WASHINGTON — The Justice Department on Wednesday released the unredacted version of a 2019 memo that made the case to then-Attorney General William Barr that President Donald Trump should not be charged with obstruction of justice in the Russia investigation.
The nine-page memo from Mar. 24, 2019, was written by then-Assistant Attorney General for the Office of Legal Counsel Steven Engel and Ed O’Callaghan, who served as the DOJ's principal associate deputy attorney general. Barr, a critic of then-special counsel Robert Mueller's probe, had announced that DOJ would not prosecute the case the same day the memo was sent to Barr.
Released in response to a lawsuit by a government watchdog group, the memo states that volume II of Mueller's report "is not, in our judgment, sufficient to support a conclusion beyond a reasonable doubt that the President violated the obstruction-of-justice statutes." It was made public following a ruling from the U.S. Court of Appeals for the District of Columbia Circuit.
Even if there weren't any constitutional barriers to charging a president, the memo argued, the DOJ should decline to charge Trump.
The Mueller probe did not establish any "underlying crime related to Russian interference" and it wasn't clear that Trump didn't want the investigation, the memo's authors wrote in their rationale against bringing charges.
"In the absence of an underlying offense, the most compelling inference in evaluating the President's conduct is that he reasonably believed that the Special Counsel's investigation was interfering with his governing agenda," the memo states. "Even if the President were objectively wrong about the intentions of the Special Counsel, many, if not all, of his actions could be viewed as lacking the intent element under the relevant statutes."
Barr cited the memo by the department’s Office of Legal Counsel as a reason for not pursuing the charges against Trump after he received Mueller’s report on Russian interference in the 2016 presidential election. The portion of the memo that Barr cited was released last year.
When the left-leaning watchdog group Citizens for Responsibility and Ethics in Washington (CREW) sought the memo under the Freedom of Information Act, the DOJ argued it wasn’t required to release the document under an exception covering materials intended to aid senior officials in making decision.
In a ruling last year, U.S. District Court Judge Amy Berman Jackson criticized the government's position, saying the memo did not fit the exemption for “deliberative” documents.

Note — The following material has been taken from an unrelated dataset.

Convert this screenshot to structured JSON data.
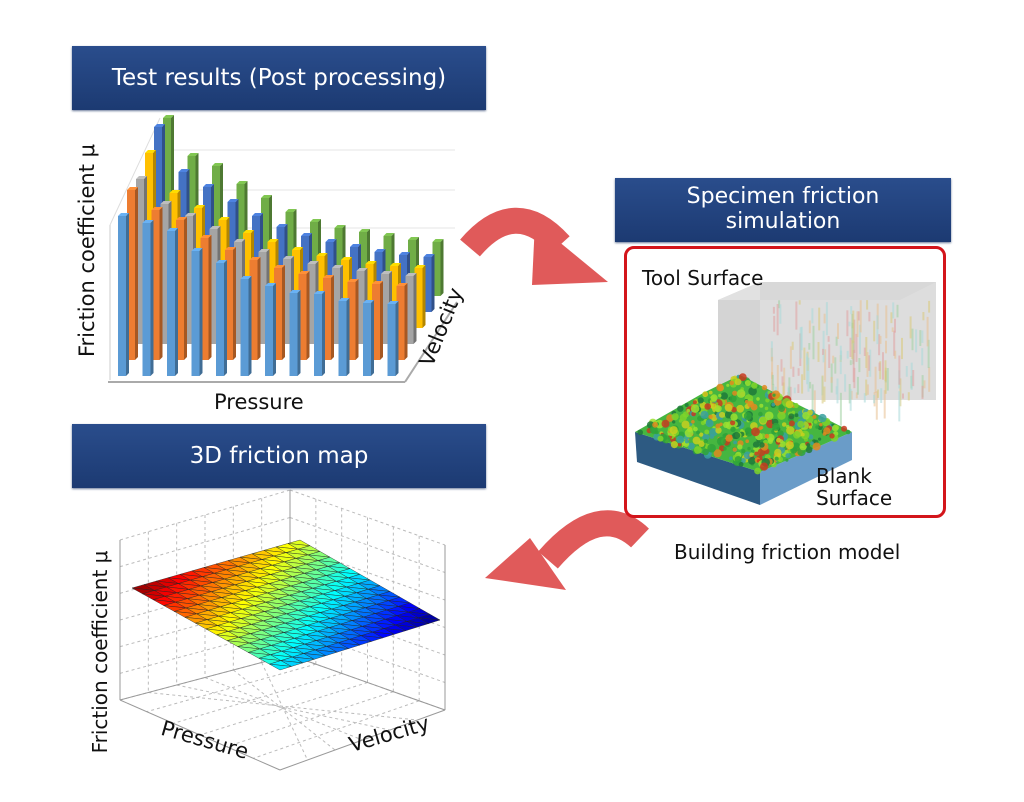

In an earlier ruling, she said Barr's mind had already been made up before the memo was written.
The Justice Department appealed the decision ordering the release of the full document, but the U.S. Court of Appeals for the District of Columbia Circuit ruled against DOJ last week. “Because the Department did not tie the memorandum to deliberations about the relevant decision, the Department failed to justify its reliance on the deliberative-process privilege,” the ruling said.
The Mueller report identified 10 episodes that could be considered potential obstruction of justice, but did not come to a conclusion on whether to charge the president for them.
After reading the Mueller report, many people had strongly disagreed with the analysis laid out in the memo. Hundreds of former federal prosecutors argued in an open letter that Trump would have been charged with obstruction were he not president.
In a statement Wednesday, CREW said the unsealed portions of the memo present "a breathtakingly generous view of the law and facts for Donald Trump. It significantly twists the facts and the law to benefit Donald Trump and does not comport with a serious reading of the law of obstruction of justice or the facts as found by Special Counsel Mueller."